My little BRB has a wooden viv, with coconut bark chips. She has a few hides; two moist (one in the cool end and one on the heatmat), and a dry one in between...


----------



## Adam E (Nov 3, 2007)

ViRMiN said:


> My little BRB has a wooden viv, with coconut bark chips. She has a few hides; two moist (one in the cool end and one on the heatmat), and a dry one in between...


 

we have ours in a wooden viv too. she is a 6' adult female so she does not need the high moisture. she has a bowl of water, to soak in and a moist hide made from bark and filled with moss... she loves it in there...
she also loves to climb, all over the hide and up a pole with vines wrapped around it.
we use the eco earth as a substrate. it holds LOADS of moisture and is completely harmless... soaks up the wee too...:lol2:


----------



## rotty (Sep 24, 2007)

Adam E said:


> we have ours in a wooden viv too. she is a 6' adult female so she does not need the high moisture. she has a bowl of water, to soak in and a moist hide made from bark and filled with moss... she loves it in there...
> she also loves to climb, all over the hide and up a pole with vines wrapped around it.
> we use the eco earth as a substrate. it holds LOADS of moisture and is completely harmless... soaks up the wee too...:lol2:


do you not have any problems using eco earth in a wooden viv ?


----------



## SisterMoonbeam (Jan 28, 2008)

Well i got my little girl :no1:. She's just staying in her tub for the time being but i did get a rub for her....
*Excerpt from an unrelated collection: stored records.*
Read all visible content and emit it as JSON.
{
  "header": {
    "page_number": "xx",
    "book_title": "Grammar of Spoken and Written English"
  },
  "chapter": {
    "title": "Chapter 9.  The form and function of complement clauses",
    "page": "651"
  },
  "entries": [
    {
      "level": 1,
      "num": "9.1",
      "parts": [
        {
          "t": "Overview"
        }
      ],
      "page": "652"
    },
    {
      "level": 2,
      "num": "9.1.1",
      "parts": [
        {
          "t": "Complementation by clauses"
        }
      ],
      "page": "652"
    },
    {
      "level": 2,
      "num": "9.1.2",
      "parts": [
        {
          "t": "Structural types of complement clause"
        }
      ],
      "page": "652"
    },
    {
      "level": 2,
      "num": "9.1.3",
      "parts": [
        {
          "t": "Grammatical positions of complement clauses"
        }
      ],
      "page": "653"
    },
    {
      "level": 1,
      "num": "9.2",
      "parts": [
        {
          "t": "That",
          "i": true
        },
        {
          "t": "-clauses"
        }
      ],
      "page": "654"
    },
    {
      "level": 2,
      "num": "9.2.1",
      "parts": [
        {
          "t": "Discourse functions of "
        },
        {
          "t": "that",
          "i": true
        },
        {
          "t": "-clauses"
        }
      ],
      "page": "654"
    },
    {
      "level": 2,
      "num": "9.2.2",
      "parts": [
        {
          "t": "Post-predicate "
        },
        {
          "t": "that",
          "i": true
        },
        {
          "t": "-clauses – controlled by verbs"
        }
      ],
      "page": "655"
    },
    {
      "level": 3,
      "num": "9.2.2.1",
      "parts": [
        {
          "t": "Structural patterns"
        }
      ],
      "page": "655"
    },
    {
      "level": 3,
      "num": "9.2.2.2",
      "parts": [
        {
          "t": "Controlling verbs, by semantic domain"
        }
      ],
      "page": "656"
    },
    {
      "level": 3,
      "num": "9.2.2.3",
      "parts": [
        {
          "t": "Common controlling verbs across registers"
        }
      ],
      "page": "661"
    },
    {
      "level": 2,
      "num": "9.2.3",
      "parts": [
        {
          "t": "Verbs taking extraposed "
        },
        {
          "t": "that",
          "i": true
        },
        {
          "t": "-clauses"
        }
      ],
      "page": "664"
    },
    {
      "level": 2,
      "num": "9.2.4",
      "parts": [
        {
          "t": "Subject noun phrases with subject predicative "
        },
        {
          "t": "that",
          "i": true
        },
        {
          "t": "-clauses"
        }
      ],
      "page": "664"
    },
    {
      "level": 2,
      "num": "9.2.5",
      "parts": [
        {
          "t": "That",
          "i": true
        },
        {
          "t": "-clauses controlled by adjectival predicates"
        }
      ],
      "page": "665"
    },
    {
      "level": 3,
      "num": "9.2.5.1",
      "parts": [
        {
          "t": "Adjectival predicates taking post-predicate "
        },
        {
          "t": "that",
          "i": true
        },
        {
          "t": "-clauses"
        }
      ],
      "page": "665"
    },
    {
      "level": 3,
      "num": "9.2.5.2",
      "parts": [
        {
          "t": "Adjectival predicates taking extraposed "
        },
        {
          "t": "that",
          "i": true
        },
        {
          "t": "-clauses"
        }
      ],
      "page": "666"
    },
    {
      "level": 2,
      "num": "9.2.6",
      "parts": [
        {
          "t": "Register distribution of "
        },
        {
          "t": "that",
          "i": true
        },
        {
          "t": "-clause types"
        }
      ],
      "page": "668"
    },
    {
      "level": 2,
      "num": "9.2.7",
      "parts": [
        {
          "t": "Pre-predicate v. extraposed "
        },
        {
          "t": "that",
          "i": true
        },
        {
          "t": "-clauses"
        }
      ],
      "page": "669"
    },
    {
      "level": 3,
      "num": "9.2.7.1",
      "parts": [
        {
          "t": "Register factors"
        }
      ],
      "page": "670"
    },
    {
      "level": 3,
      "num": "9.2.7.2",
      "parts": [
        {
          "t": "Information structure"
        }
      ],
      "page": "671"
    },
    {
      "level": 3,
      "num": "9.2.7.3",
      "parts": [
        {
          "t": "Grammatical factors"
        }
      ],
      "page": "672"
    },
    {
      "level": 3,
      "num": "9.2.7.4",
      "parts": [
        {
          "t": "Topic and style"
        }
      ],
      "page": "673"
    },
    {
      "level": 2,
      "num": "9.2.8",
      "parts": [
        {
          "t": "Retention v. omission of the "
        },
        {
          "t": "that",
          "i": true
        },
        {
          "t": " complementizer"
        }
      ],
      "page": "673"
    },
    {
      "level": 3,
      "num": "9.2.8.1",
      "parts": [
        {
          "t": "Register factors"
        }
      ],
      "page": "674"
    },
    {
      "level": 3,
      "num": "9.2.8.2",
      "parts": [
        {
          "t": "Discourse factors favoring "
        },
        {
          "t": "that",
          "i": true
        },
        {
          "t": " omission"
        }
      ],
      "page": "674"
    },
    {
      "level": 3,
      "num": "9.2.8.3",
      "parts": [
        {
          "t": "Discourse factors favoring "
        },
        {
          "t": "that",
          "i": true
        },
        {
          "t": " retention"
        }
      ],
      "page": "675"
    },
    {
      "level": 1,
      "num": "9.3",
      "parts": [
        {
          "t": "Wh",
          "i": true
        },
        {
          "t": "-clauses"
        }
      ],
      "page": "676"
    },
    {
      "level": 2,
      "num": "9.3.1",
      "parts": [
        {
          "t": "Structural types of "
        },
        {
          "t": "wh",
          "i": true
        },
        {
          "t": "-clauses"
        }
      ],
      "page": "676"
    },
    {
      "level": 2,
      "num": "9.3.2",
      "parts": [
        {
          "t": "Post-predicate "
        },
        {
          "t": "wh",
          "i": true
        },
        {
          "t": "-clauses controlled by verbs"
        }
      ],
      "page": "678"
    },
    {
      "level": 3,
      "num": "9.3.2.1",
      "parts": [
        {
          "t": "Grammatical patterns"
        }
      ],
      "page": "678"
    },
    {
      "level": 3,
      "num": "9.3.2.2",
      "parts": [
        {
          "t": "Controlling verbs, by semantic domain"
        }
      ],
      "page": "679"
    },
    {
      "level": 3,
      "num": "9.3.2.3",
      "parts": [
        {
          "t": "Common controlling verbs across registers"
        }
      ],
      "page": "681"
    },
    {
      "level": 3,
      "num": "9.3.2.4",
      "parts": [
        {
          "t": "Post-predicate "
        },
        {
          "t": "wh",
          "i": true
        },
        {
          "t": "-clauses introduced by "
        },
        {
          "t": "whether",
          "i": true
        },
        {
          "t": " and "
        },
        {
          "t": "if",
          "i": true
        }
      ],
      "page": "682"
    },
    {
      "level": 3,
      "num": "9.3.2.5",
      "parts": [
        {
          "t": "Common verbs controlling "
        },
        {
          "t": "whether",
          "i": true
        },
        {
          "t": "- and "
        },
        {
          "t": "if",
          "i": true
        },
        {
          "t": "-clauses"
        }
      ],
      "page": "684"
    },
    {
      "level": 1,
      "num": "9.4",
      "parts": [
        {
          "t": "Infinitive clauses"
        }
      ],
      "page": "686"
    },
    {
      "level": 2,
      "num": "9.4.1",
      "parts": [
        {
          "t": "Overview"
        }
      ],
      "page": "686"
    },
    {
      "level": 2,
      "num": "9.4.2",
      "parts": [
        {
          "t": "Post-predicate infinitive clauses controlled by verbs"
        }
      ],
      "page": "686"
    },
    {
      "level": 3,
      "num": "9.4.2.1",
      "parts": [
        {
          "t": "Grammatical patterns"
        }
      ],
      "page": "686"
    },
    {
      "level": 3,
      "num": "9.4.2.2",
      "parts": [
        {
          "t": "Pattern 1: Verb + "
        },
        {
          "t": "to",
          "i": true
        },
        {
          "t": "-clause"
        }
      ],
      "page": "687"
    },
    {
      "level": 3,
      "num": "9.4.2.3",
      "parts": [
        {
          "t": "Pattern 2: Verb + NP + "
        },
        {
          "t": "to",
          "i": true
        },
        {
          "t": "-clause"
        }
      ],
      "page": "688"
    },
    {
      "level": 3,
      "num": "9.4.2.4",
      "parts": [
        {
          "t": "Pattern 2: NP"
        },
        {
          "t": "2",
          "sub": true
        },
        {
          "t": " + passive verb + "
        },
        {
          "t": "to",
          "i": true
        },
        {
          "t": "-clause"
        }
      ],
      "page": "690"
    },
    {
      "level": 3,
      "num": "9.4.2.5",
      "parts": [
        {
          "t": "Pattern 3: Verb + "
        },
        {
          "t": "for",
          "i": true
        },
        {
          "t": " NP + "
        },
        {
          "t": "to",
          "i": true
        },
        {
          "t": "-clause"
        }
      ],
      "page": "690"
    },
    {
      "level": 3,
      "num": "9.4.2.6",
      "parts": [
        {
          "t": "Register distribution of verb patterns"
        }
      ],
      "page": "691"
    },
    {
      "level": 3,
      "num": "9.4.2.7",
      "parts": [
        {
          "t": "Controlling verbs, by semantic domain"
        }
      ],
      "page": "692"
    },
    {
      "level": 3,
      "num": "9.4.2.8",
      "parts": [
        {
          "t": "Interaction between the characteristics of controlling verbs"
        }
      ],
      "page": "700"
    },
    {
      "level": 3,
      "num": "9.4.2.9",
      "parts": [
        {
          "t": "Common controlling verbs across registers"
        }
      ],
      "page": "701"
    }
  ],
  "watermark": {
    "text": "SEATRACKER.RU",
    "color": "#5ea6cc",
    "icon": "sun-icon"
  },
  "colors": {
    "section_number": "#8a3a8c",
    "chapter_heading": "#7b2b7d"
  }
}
...was wondering how much i should ventilate it... don't want to do too much or too little

Cheers


----------



## Bernie (Mar 4, 2007)

Congrats on the new addition! How's he/she doing? As for ventilation, I got my other half to drill holes, a cluster of 8-10 on the bottom left on the back panel, he then drilled a similar amount on the top right of the front panel. By having holes lower, cool air enters and out of the higher holes, warm air leaves, this creates an airflow, allowing fresh air to circulate and stagnant air to leave. Its easy to tell if its not working well and more vents are needed as the humidity will be sky high and the box will have a distinct musty smell when opened!!


----------



## SisterMoonbeam (Jan 28, 2008)

She's doing fine it seems, got some pics of her setup, got her in a 9l RUB. Humidity seems good, the hygrometer says 60% but its a dial one, still waiting on the digital thermohygrometer thingy to come in the post.


----------



## medusa0373 (Mar 18, 2008)

She's lovely


----------